The wind, the pouring rain, and the sudden gales continued for weeks. The weather turned bitter cold. Unable to hold her course, the Glenalvon ran “by the wind” far to the north. One night in the second week out, a goat froze to death. With only my khaki uniform, I should have suffered the same fate had it not been for the kindness of a shipmate who allowed me to use a “dead man’s gear” which he was afraid to wear.

To tell of all the hardships and misfortunes that befell us during that voyage would make this story too long. We slept in wooden bins on sacks filled with bits of straw and lashed ourselves fast to keep from being thrown out on the deck. The kind of beds we had mattered little, though, for we were not in them much of the time. The food fell so low that we had to get along on half rations; which was well, perhaps, for what was left had been on board more than two years. The biscuits in one cask opened toward the end of the voyage, were stamped with the date of 1878.

Looking forward to an easy passage, the captain had rigged out the ship in her oldest suit of sails. One by one, the fury of the wind tore them to ribbons. The bursting of canvas sounded above the roar of every storm. As each sail went, new ones of double-weight canvas were dragged from the locker and raised on high to the top of the mast. It was dangerous work to hang on away up there while bending a sail on the icy poles, with the wind howling about you, the foot-rope slippery, and every line frozen stiff, while the ship swung back and forth far below like a cork on the end of a stick. Every old sail was carried away before that unchanging wind, and even the new canvas was sometimes split.

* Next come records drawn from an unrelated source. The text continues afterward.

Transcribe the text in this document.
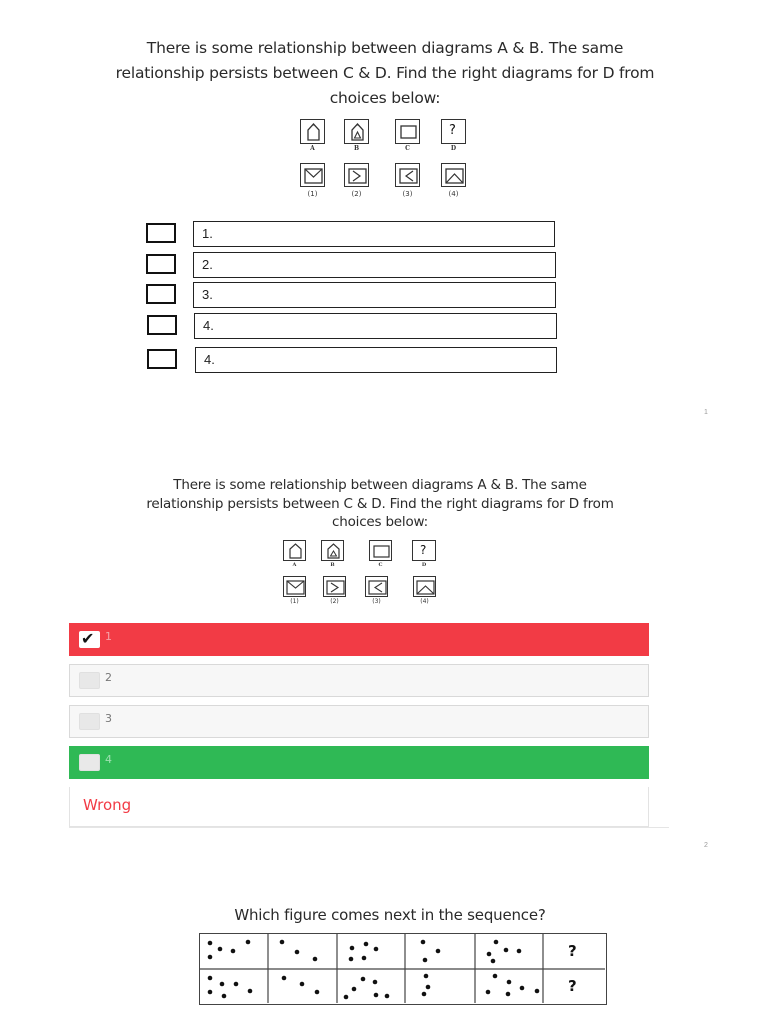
There is some relationship between diagrams A & B. The same
relationship persists between C & D. Find the right diagrams for D from
choices below:
A	B	C
?
D
(1)	(2)	(3)	(4)
1.
2.
3.
4.
4.
1
There is some relationship between diagrams A & B. The same
relationship persists between C & D. Find the right diagrams for D from
choices below:
A	B	C
?
D
(1)	(2)	(3)	(4)
✔ 1
2
3
4
Wrong
2
Which figure comes next in the sequence?
?
?
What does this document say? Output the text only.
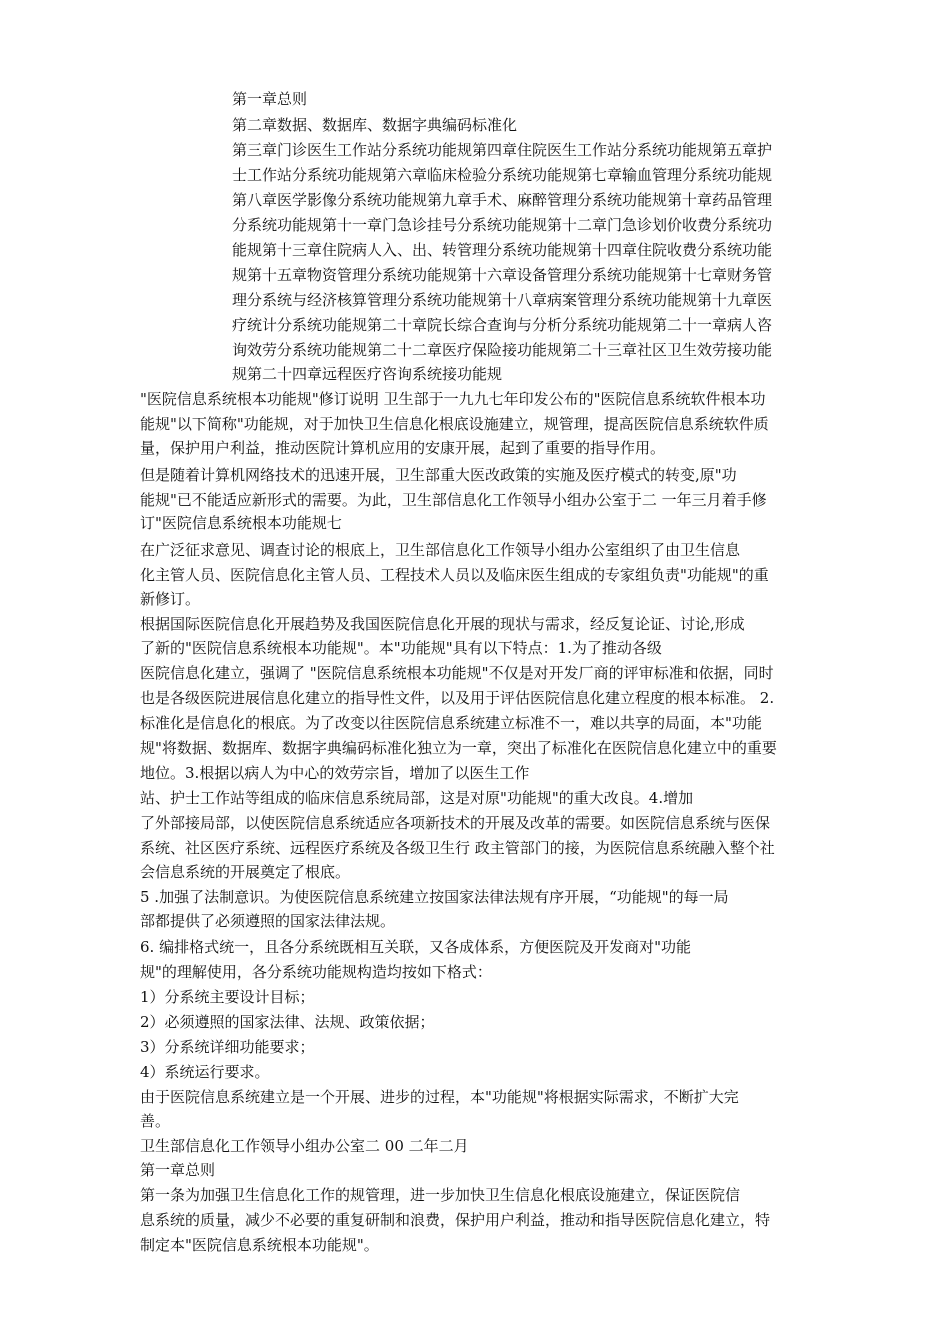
第一章总则
第二章数据、数据库、数据字典编码标准化
第三章门诊医生工作站分系统功能规第四章住院医生工作站分系统功能规第五章护
士工作站分系统功能规第六章临床检验分系统功能规第七章输血管理分系统功能规
第八章医学影像分系统功能规第九章手术、麻醉管理分系统功能规第十章药品管理
分系统功能规第十一章门急诊挂号分系统功能规第十二章门急诊划价收费分系统功
能规第十三章住院病人入、出、转管理分系统功能规第十四章住院收费分系统功能
规第十五章物资管理分系统功能规第十六章设备管理分系统功能规第十七章财务管
理分系统与经济核算管理分系统功能规第十八章病案管理分系统功能规第十九章医
疗统计分系统功能规第二十章院长综合查询与分析分系统功能规第二十一章病人咨
询效劳分系统功能规第二十二章医疗保险接功能规第二十三章社区卫生效劳接功能
规第二十四章远程医疗咨询系统接功能规
"医院信息系统根本功能规"修订说明 卫生部于一九九七年印发公布的"医院信息系统软件根本功
能规"以下简称"功能规，对于加快卫生信息化根底设施建立，规管理，提高医院信息系统软件质
量，保护用户利益，推动医院计算机应用的安康开展，起到了重要的指导作用。
但是随着计算机网络技术的迅速开展，卫生部重大医改政策的实施及医疗模式的转变,原"功
能规"已不能适应新形式的需要。为此，卫生部信息化工作领导小组办公室于二 一年三月着手修
订"医院信息系统根本功能规七
在广泛征求意见、调查讨论的根底上，卫生部信息化工作领导小组办公室组织了由卫生信息
化主管人员、医院信息化主管人员、工程技术人员以及临床医生组成的专家组负责"功能规"的重
新修订。
根据国际医院信息化开展趋势及我国医院信息化开展的现状与需求，经反复论证、讨论,形成
了新的"医院信息系统根本功能规"。本"功能规"具有以下特点：1.为了推动各级
医院信息化建立，强调了 "医院信息系统根本功能规"不仅是对开发厂商的评审标准和依据，同时
也是各级医院进展信息化建立的指导性文件，以及用于评估医院信息化建立程度的根本标准。 2.
标准化是信息化的根底。为了改变以往医院信息系统建立标准不一，难以共享的局面，本"功能
规"将数据、数据库、数据字典编码标准化独立为一章，突出了标准化在医院信息化建立中的重要
地位。3.根据以病人为中心的效劳宗旨，增加了以医生工作
站、护士工作站等组成的临床信息系统局部，这是对原"功能规"的重大改良。4.增加
了外部接局部，以使医院信息系统适应各项新技术的开展及改革的需要。如医院信息系统与医保
系统、社区医疗系统、远程医疗系统及各级卫生行 政主管部门的接，为医院信息系统融入整个社
会信息系统的开展奠定了根底。
5 .加强了法制意识。为使医院信息系统建立按国家法律法规有序开展，“功能规"的每一局
部都提供了必须遵照的国家法律法规。
6. 编排格式统一，且各分系统既相互关联，又各成体系，方便医院及开发商对"功能
规"的理解使用，各分系统功能规构造均按如下格式：
1）分系统主要设计目标；
2）必须遵照的国家法律、法规、政策依据；
3）分系统详细功能要求；
4）系统运行要求。
由于医院信息系统建立是一个开展、进步的过程，本"功能规"将根据实际需求，不断扩大完
善。
卫生部信息化工作领导小组办公室二 00 二年二月
第一章总则
第一条为加强卫生信息化工作的规管理，进一步加快卫生信息化根底设施建立，保证医院信
息系统的质量，减少不必要的重复研制和浪费，保护用户利益，推动和指导医院信息化建立，特
制定本"医院信息系统根本功能规"。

On the eighth of September we found that, after all our work, we had covered just sixty miles! But on that day the wind changed, and our vessel caught the breeze on her beam and raced homeward like a steamer.

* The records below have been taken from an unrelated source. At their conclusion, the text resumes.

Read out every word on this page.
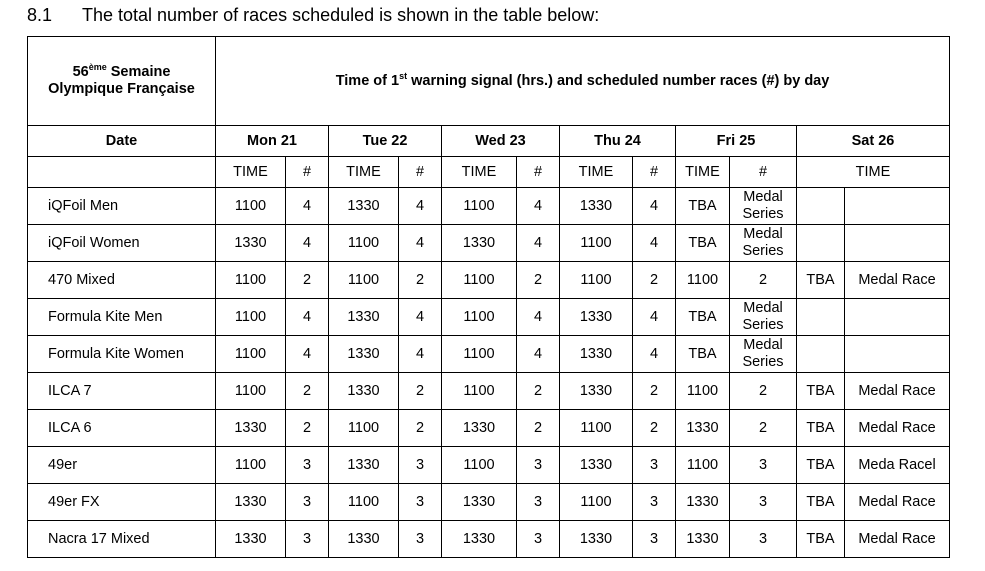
8.1 The total number of races scheduled is shown in the table below:
56ème Semaine
Olympique Française	Time of 1st warning signal (hrs.) and scheduled number races (#) by day											
Date	Mon 21		Tue 22		Wed 23		Thu 24		Fri 25		Sat 26	
	TIME	#	TIME	#	TIME	#	TIME	#	TIME	#	TIME	
iQFoil Men	1100	4	1330	4	1100	4	1330	4	TBA	Medal Series		
iQFoil Women	1330	4	1100	4	1330	4	1100	4	TBA	Medal Series		
470 Mixed	1100	2	1100	2	1100	2	1100	2	1100	2	TBA	Medal Race
Formula Kite Men	1100	4	1330	4	1100	4	1330	4	TBA	Medal Series		
Formula Kite Women	1100	4	1330	4	1100	4	1330	4	TBA	Medal Series		
ILCA 7	1100	2	1330	2	1100	2	1330	2	1100	2	TBA	Medal Race
ILCA 6	1330	2	1100	2	1330	2	1100	2	1330	2	TBA	Medal Race
49er	1100	3	1330	3	1100	3	1330	3	1100	3	TBA	Meda Racel
49er FX	1330	3	1100	3	1330	3	1100	3	1330	3	TBA	Medal Race
Nacra 17 Mixed	1330	3	1330	3	1330	3	1330	3	1330	3	TBA	Medal Race
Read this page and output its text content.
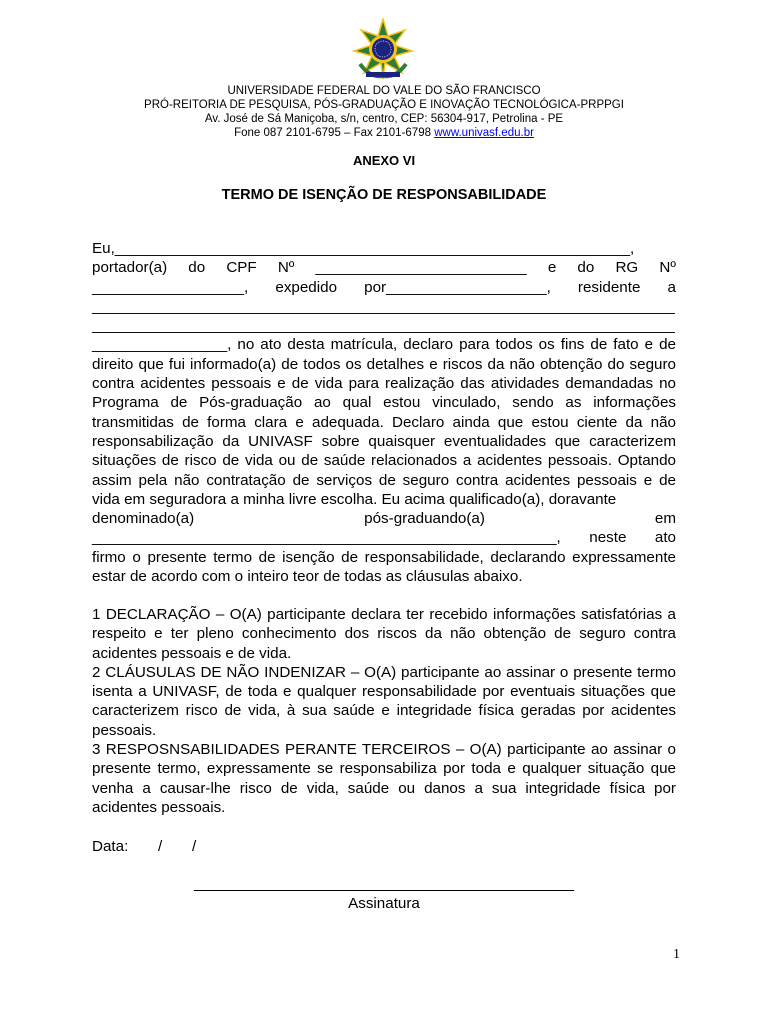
UNIVERSIDADE FEDERAL DO VALE DO SÃO FRANCISCO
PRÓ-REITORIA DE PESQUISA, PÓS-GRADUAÇÃO E INOVAÇÃO TECNOLÓGICA-PRPPGI
Av. José de Sá Maniçoba, s/n, centro, CEP: 56304-917, Petrolina - PE
Fone 087 2101-6795 – Fax 2101-6798 www.univasf.edu.br
ANEXO VI
TERMO DE ISENÇÃO DE RESPONSABILIDADE
Eu,_____________________________________________________________,
portador(a) do CPF Nº _________________________ e do RG Nº
__________________, expedido por___________________, residente a
_____________________________________________________________________
_____________________________________________________________________
________________, no ato desta matrícula, declaro para todos os fins de fato e de direito que fui informado(a) de todos os detalhes e riscos da não obtenção do seguro contra acidentes pessoais e de vida para realização das atividades demandadas no Programa de Pós-graduação ao qual estou vinculado, sendo as informações transmitidas de forma clara e adequada. Declaro ainda que estou ciente da não responsabilização da UNIVASF sobre quaisquer eventualidades que caracterizem situações de risco de vida ou de saúde relacionados a acidentes pessoais. Optando assim pela não contratação de serviços de seguro contra acidentes pessoais e de vida em seguradora a minha livre escolha. Eu acima qualificado(a), doravante
denominado(a)	pós-graduando(a)	em
_______________________________________________________, neste ato
firmo o presente termo de isenção de responsabilidade, declarando expressamente estar de acordo com o inteiro teor de todas as cláusulas abaixo.
1 DECLARAÇÃO – O(A) participante declara ter recebido informações satisfatórias a respeito e ter pleno conhecimento dos riscos da não obtenção de seguro contra acidentes pessoais e de vida.
2 CLÁUSULAS DE NÃO INDENIZAR – O(A) participante ao assinar o presente termo isenta a UNIVASF, de toda e qualquer responsabilidade por eventuais situações que caracterizem risco de vida, à sua saúde e integridade física geradas por acidentes pessoais.
3 RESPOSNSABILIDADES PERANTE TERCEIROS – O(A) participante ao assinar o presente termo, expressamente se responsabiliza por toda e qualquer situação que venha a causar-lhe risco de vida, saúde ou danos a sua integridade física por acidentes pessoais.
Data: / /
Assinatura
1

On the nineteenth day of September some one said that we were nearing port. Several of the seamen declared that the voyage was not half over; but, for all that, everybody began to get excited. In the middle of the afternoon the mate gave an order to get the anchor over the side. He did not have to repeat the command. The men rushed to the work, laughing childishly. In a short time the anchor swung in place, and we waited impatiently for signs of land.

But the best pair of eyes could not have made out a mountain a ship’s length away in the fog that enveloped us. For two days we beat up and down the coast, not knowing just where we were, while the crew nibbled stale biscuits in helpless rage.

On the twenty-first the gale died down to a quieter breeze, and in the early afternoon the fog thinned and lifted, and a mighty cheer from the watch brought every man tumbling from his bunk. A few miles off before us a rocky highland rose slowly, throwing off the gray mist like a giant freeing himself of a flowing garment. A tug hovering near the shore spied the flapping canvas of the Glenalvon, and darted out to meet us. We were near the entrance to Puget Sound.

All night long the tug strained at the ropes of our vessel. In the afternoon we dropped anchor in a quiet bay close off a wooded shore decorated by several wigwams.

The next morning I began work with the crew as usual, and toiled from daylight to dark. No hint that I was to be freed from duty having reached me by the next afternoon, I marched forward and asked for my discharge.

“What’s your hurry?” demanded the captain. “I’ll sign you on at full wages and you can make the trip home in her.”